7 Jamaican sportsmen for University Hall of Fame
MANY talented Jamaican athletes have, over the last five or six decades, received sport scholarships to United States colleges and universities to pursue studies, while competing in various collegiate athletic disciplines.
Of these Jamaicans, quite a few have won NCAA Division One Championship titles. Several have set records which have endured for many years before being matched or broken. Further still, only a handful of such talented student/athletes have seen their record stand the test of time, lasting for decades. One such record that was established a few months shy of 40 years, still stands today.

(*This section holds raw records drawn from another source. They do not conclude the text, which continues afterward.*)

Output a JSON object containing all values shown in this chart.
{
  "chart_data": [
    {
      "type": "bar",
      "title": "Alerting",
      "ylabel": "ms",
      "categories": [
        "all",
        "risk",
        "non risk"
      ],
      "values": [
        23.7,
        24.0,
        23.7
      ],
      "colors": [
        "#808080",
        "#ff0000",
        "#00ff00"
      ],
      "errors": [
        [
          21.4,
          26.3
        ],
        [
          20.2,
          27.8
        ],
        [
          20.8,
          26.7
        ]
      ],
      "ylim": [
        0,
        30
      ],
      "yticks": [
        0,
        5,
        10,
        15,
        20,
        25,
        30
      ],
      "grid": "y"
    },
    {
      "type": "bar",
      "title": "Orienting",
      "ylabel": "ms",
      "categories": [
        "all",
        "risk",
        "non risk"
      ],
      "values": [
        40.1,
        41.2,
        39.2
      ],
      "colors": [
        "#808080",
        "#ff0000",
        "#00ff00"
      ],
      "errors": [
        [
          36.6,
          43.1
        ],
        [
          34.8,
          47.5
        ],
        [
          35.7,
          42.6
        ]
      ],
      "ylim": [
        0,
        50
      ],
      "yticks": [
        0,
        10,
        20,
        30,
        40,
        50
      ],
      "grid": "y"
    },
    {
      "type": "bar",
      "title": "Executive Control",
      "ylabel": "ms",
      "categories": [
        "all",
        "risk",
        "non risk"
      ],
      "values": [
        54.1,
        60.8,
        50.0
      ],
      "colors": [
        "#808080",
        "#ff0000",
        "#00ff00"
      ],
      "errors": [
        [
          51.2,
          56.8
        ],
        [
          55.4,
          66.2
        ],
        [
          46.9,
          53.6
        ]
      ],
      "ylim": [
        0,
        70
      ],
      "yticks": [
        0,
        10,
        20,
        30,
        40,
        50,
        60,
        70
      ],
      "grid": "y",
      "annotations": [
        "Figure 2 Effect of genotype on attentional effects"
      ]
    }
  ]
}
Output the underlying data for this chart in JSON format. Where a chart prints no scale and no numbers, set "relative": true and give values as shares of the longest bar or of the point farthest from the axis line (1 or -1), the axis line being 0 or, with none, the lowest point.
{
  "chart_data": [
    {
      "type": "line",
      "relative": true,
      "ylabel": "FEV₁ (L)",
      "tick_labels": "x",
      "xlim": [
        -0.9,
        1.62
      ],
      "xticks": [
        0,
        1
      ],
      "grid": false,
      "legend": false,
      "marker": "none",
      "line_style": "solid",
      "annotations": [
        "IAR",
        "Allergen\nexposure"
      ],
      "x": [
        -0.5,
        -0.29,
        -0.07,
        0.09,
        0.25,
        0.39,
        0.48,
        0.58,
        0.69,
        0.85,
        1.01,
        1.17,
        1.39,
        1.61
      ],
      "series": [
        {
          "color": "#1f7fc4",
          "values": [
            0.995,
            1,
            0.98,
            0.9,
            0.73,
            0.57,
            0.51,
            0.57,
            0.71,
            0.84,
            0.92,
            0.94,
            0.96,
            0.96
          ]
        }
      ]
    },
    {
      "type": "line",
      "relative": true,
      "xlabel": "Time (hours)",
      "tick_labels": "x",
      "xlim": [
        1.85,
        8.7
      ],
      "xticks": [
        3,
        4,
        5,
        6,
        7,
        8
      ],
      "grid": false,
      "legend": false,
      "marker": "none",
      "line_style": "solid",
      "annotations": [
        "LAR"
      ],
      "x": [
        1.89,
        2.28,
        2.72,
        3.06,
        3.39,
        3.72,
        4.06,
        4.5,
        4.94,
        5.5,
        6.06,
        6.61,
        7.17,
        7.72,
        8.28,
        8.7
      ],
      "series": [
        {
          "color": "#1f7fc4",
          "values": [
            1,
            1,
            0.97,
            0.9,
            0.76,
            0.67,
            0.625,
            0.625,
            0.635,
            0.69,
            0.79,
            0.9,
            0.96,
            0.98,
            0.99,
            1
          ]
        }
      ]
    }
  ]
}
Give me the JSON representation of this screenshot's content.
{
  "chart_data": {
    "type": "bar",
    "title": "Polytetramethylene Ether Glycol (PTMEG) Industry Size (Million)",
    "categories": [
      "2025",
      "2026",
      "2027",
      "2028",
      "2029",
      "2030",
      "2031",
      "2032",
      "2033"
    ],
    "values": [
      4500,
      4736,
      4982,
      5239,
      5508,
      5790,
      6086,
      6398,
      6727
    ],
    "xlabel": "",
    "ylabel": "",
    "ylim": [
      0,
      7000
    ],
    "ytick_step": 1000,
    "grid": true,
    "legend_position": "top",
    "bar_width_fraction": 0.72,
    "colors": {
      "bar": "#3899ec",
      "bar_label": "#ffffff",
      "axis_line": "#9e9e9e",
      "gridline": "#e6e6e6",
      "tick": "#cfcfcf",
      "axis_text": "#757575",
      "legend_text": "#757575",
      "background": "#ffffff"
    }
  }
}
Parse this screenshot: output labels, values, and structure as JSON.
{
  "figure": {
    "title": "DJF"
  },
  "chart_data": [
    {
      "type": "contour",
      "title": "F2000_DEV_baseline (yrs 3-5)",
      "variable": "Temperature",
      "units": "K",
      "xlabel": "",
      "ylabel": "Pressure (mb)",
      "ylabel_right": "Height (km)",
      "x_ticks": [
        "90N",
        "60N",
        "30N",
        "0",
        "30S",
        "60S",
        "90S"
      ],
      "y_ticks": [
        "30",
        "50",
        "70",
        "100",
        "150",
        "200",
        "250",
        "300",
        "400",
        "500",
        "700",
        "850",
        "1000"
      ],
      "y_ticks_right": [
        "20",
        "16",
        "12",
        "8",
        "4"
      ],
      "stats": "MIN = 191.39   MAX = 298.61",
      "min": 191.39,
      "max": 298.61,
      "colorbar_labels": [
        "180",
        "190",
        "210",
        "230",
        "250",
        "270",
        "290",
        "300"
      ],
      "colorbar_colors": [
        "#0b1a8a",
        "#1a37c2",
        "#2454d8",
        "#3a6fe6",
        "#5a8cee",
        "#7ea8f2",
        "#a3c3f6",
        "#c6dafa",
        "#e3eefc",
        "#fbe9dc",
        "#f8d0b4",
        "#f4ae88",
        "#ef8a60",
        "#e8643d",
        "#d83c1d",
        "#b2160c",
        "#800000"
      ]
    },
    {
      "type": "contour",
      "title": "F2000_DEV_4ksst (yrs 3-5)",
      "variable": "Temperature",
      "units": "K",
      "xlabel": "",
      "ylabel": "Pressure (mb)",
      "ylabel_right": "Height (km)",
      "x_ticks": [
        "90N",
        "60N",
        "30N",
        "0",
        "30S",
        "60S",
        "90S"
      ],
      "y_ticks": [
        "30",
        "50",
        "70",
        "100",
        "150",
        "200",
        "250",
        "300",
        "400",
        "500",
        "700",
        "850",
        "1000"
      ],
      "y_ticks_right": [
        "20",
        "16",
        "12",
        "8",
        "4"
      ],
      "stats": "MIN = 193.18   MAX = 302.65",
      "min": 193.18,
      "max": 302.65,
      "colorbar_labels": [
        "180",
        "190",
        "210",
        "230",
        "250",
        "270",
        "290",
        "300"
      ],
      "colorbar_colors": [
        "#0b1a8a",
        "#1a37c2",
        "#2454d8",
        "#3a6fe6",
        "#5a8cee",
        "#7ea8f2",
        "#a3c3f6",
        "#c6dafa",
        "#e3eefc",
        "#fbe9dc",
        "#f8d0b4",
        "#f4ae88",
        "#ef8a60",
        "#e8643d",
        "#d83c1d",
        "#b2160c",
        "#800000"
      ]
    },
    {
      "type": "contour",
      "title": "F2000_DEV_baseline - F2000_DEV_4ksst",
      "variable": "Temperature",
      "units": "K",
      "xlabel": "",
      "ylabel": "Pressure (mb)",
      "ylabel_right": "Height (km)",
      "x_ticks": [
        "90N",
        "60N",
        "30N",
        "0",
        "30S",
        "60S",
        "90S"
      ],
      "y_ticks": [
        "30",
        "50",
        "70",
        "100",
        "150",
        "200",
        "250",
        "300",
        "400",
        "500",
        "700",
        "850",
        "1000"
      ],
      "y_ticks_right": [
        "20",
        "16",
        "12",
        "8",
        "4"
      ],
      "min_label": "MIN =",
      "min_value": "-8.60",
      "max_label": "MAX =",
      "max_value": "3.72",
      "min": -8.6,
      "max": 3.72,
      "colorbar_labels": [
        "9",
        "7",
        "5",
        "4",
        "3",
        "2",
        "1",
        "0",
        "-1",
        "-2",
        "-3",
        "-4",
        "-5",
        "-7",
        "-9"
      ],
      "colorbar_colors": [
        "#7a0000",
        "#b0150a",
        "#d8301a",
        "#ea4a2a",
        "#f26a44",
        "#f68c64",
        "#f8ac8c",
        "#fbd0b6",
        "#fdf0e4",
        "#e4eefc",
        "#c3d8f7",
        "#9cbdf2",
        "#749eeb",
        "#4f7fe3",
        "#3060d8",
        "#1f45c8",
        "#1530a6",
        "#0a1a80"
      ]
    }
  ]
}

That happened with the invincible 1974 Howard University soccer team that recorded a perfect season’s record of 19-0-0. Since then, no other university/college soccer team has completed a season unbeaten or untied in the NCAA Division 1 Soccer Championships.
That team, the class of 1974, has been included among the list of inductees to be enshrined in the Howard University Sports Hall of Fame 2014 Class today in Washington, DC.
Seven Jamaican footballers were members of that historic record-setting 1974 Howard University soccer team.
Notably, there was a pair of brothers among these seven ‘Yardmen’, and during their tenure at Howard, they both played significant roles on that team. One is Richard Davey, who represented Jamaica College, Wolmer’s Boys, Cavalier Football club and the Jamaica national team. The other is Michael Davey of St George’s College, Cavalier and Jamaica.
The five other Jamaicans included in that 2014 Hall of Fame class are Bertram Beckett (Excelsior and Cavalier); Mario ‘Zero’ McLennan (Kingston College, Boys’ Town and Jamaica); Lincoln Peddie (raised in England); Paul ‘Pep-up’ Pringle (Wolmer’s Boys and Santos football club); and Keith ‘Barnaby’ Tulloch (Wolmer’s Boys, Santos and Jamaica).
Brothers Richard and Michael started all four years for Howard in the team coached by Trinidadian Lincoln ‘Tiger’ Philipps. The Daveys contributed mightily to the Howard victory in the December 1974 Championship game, as documented in the Soccer America magazine in reporting on that historic final.
The magazine described Richard as the “architect” of the team who dribbled cunningly past several St Louis University players to actually “set-up the winning goal on a platter”. Tribute was also paid to the impenetrable defensive play of Michael, featuring him on the cover of that Soccer America magazine.
The entire Jamaica should feel especially proud that the island has produced two who have carved out such an incredible feat and one cannot help but wonder if the incomparable Usain Bolt’s records will withstand the test of time for as long as this record of these seven ‘Yardmen’.